On the other hand, in Stewart v. Chevron Chem. Co., 111 Wn.2d 609, 613-14, 762 P.2d 1143 (1988), the court held as a matter of law that the employer did not make a definite promise when it distributed a written policy which stated that in layoff determinations "consideration should be given" to certain factors. (Italics ours.) Stewart, at 611. The court determined the language was not mandatory. In Hill v. J.C. Penney, Inc., 70 Wn. App. 225, 852 P.2d 1111, review denied, 122 Wn.2d 1023 (1993), the employee handbook stated certain defined conduct would result in immediate discharge, and violation of other rules "may" result in termination. The defendant discharged plaintiff without warning for a reason which was not among those listed as cause for immediate dismissal. The court held the handbook language permitted discretion on the part of the employer, and, therefore, the employer had not promised to give a prior warning prior to discharge.

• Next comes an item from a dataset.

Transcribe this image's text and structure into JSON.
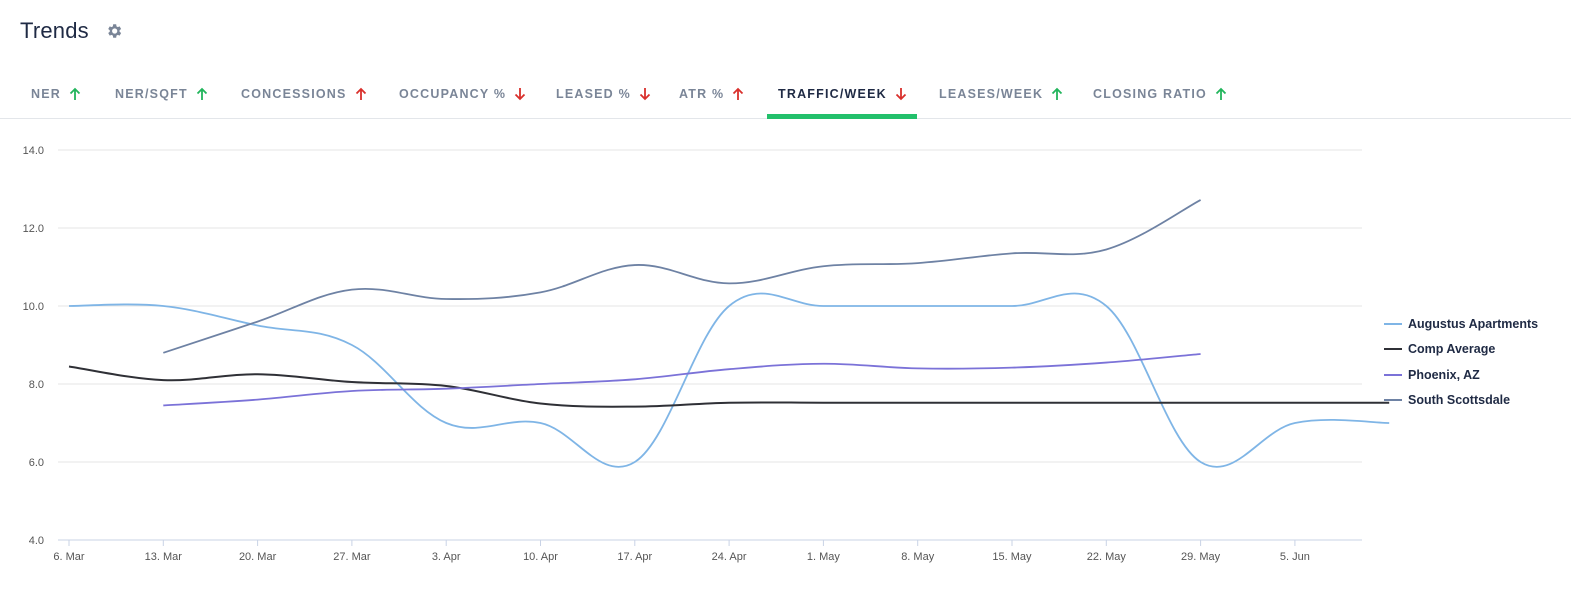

 Here, Fred Meyer's "Employee Responsibilities" form was a general policy statement under which the company retained its discretion to terminate employees at will. While Fred Meyer promised immediate discharge for certain defined misconduct, it reserved the right to fire without warning for other reasons "which [are] determined by the company to be of an equally serious nature". The trial court properly determined as a matter of law that Fred Meyer had not promised "specific treatment", i.e., a warning, in situations which fell outside the defined reasons for immediate discharge.
B JUSTIFIABLE RELIANCE
 Even if we agreed with Ms. Birge on the first issue, Fred Meyer contends she had no right to rely on any promise made. An employer can escape an obligation to act in accordance with its promises by stating in a conspicuous manner that it does not intend the promises to be part of the employment relationship. Thompson, at 230. See also Messerly v. Asamera Minerals, (U.S.) Inc., 55 Wn. App. 811, 816, 780 P.2d 1327 (1989). Fred Meyer asserts it did just that by including in the "Employee Responsibilities" form a written acknowledgment, signed by the employee, that the form "[did] not constitute an employment contract".

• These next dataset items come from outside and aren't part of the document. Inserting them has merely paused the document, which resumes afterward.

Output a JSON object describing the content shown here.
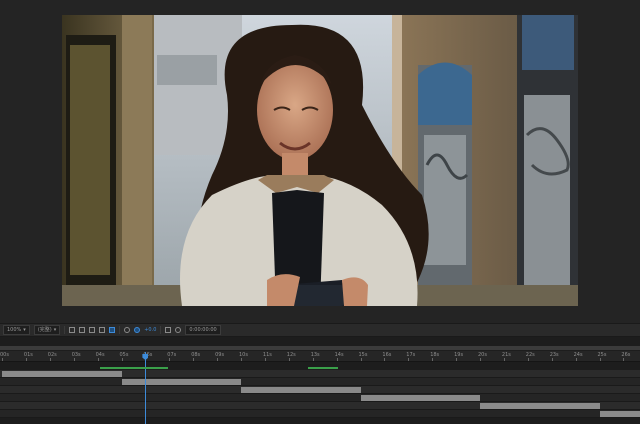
{
  "toolbar": {
    "zoom": "100%",
    "resolution": "(完整)",
    "timecode": "0:00:00:00",
    "offset": "+0.0"
  },
  "ruler": {
    "ticks": [
      "00s",
      "01s",
      "02s",
      "03s",
      "04s",
      "05s",
      "06s",
      "07s",
      "08s",
      "09s",
      "10s",
      "11s",
      "12s",
      "13s",
      "14s",
      "15s",
      "16s",
      "17s",
      "18s",
      "19s",
      "20s",
      "21s",
      "22s",
      "23s",
      "24s",
      "25s",
      "26s"
    ]
  },
  "colors": {
    "accent": "#3d8bd9",
    "clip": "#8a8a8a",
    "keyframes": "#3aa04a"
  },
  "icons": {
    "grid": "grid-icon",
    "mask": "mask-icon",
    "region": "region-of-interest-icon",
    "transparency": "transparency-grid-icon",
    "snapshot": "camera-icon",
    "color": "color-channel-icon",
    "exposure": "exposure-icon"
  },
  "tracks": [
    {
      "start_s": 0.0,
      "end_s": 5.0
    },
    {
      "start_s": 5.0,
      "end_s": 10.0
    },
    {
      "start_s": 10.0,
      "end_s": 15.0
    },
    {
      "start_s": 15.0,
      "end_s": 20.0
    },
    {
      "start_s": 20.0,
      "end_s": 25.0
    },
    {
      "start_s": 25.0,
      "end_s": 26.7
    }
  ],
  "playhead_s": 6.0
}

Ms. Birge argues "employment contract" is inherently ambiguous. She relies on Swanson, which states at page 537: "The meaning of the term `contract of employment' is manifestly unclear, because . . . the terminable at will employee has an employment contract — it is simply one that may be ended at any time for any reason." This quote must be read in the context of the facts presented in Swanson. There, the disclaimer was unsigned and appeared in a benefits manual; the company argued it applied to the subsequent "Memorandum of Working Conditions". Here, Fred Meyer seeks to enforce a disclaimer which is signed by Ms. Birge and is on the same page as the language upon which she now relies. In these circumstances, "employment contract" is manifestly clear. The acknowledgment provided reasonable notice to Ms. Birge not to rely to her detriment on anything contained in the form.

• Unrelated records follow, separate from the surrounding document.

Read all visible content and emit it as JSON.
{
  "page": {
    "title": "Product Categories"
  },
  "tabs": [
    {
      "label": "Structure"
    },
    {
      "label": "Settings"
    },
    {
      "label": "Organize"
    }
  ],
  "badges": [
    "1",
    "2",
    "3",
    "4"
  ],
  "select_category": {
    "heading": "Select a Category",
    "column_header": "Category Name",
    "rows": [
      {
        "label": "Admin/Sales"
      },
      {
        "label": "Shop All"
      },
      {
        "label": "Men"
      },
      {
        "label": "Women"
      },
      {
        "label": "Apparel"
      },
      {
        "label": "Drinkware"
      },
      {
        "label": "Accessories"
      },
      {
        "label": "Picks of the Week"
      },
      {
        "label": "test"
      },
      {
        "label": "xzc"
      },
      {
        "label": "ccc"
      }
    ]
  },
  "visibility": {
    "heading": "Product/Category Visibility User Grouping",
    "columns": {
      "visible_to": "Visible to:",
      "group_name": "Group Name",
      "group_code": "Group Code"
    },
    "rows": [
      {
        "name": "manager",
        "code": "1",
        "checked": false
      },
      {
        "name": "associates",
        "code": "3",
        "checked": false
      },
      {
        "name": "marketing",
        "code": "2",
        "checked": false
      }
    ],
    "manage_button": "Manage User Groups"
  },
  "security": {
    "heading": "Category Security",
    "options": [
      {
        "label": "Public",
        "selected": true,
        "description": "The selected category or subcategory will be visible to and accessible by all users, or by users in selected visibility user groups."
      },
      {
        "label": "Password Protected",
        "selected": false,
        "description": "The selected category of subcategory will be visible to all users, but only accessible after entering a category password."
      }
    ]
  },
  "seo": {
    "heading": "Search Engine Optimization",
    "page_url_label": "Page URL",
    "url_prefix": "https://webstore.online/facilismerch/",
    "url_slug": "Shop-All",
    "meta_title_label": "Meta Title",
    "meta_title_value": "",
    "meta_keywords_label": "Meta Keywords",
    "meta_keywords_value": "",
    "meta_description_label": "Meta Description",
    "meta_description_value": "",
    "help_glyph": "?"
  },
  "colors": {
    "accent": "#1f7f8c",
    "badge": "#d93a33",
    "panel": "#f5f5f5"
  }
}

 Finally, we are aware that Ms. Birge has asserted facts which, if established, would lead to a conclusion Fred Meyer acted in bad faith when it discharged her. However, employer bad faith is irrelevant to the determination of whether an otherwise terminable-at-will employee has a cause of action for wrongful discharge. Thompson, at 227-28, specifically rejected cases from other jurisdictions which imply a covenant of good faith and fair dealing in the employer-employee relationship.
MUNSON and SCHULTHEIS, JJ., concur.
Review denied at 124 Wn.2d 1020 (1994).